The Impact of Nε-Acryloyllysine Piperazides on the Conformational Dynamics of Transglutaminase 2

In addition to classic functions of proteins such as acting as biocatalyst or binding partner, the conformational states of proteins and their remodeling upon stimulation needs to be considered. A prominent example that undergoes comprehensive conformational remodeling, is transglutaminase 2 (TGase 2), whose distinct conformational states are closely related to particular functions. Its involvement in various pathophysiological processes, including fibrosis and cancer, motivates the development of theranostic agents, particularly based on inhibitors that are directed towards the transamidase activity. In this context, the ability of such inhibitors to control the conformational dynamics of TGase 2 emerges as an important parameter, and methods to assess this property are in great demand. Herein, we describe the application of the switchSENSE® principle to detect conformational changes caused by three irreversibly binding Nε-acryloyllysine piperazides, which are suitable radiotracers candidates of TGase 2. The switchSENSE® technique is based on DNA levers actuated by alternating electric fields.

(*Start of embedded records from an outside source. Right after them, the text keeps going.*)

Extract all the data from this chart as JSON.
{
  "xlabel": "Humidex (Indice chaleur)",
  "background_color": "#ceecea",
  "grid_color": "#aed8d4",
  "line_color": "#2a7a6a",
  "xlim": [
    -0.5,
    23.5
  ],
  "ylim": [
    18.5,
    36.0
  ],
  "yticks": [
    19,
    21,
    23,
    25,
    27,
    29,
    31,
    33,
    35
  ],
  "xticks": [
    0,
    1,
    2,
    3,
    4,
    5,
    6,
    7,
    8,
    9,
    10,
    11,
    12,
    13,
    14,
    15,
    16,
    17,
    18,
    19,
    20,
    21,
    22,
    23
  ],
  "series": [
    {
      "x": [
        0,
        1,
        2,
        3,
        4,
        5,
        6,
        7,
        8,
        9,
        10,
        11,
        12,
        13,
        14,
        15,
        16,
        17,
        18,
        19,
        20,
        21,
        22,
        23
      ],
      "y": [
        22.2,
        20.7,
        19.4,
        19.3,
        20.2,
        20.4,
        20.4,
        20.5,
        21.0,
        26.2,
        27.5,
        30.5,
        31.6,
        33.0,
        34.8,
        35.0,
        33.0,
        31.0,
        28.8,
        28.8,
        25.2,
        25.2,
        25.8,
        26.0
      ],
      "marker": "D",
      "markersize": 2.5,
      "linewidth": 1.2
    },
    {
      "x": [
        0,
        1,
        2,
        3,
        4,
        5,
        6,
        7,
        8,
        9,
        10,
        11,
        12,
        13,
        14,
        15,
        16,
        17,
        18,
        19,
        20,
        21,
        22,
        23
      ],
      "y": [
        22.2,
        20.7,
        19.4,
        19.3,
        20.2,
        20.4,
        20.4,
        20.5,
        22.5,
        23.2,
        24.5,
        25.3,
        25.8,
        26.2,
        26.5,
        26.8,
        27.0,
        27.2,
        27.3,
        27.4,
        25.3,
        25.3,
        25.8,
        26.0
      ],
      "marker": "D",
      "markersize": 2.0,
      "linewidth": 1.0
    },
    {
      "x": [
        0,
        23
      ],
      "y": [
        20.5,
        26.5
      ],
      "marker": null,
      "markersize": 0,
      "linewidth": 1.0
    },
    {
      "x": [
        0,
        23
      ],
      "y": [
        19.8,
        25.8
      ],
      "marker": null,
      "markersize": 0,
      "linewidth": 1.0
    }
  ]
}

These levers are immobilized on gold electrodes with one end, and at the other, distal end of the lever, the TGase 2 is covalently bound. A novel computational method is introduced for describing the resulting lever motion to quantify the extent of stimulated conformational TGase 2 changes. Moreover, as a complementary biophysical method, native polyacrylamide gel electrophoresis was performed under similar conditions to validate the results. Both methods prove the occurrence of an irreversible shift in the conformational equilibrium of TGase 2, caused by the binding of the three studied Nε-acryloyllysine piperazides.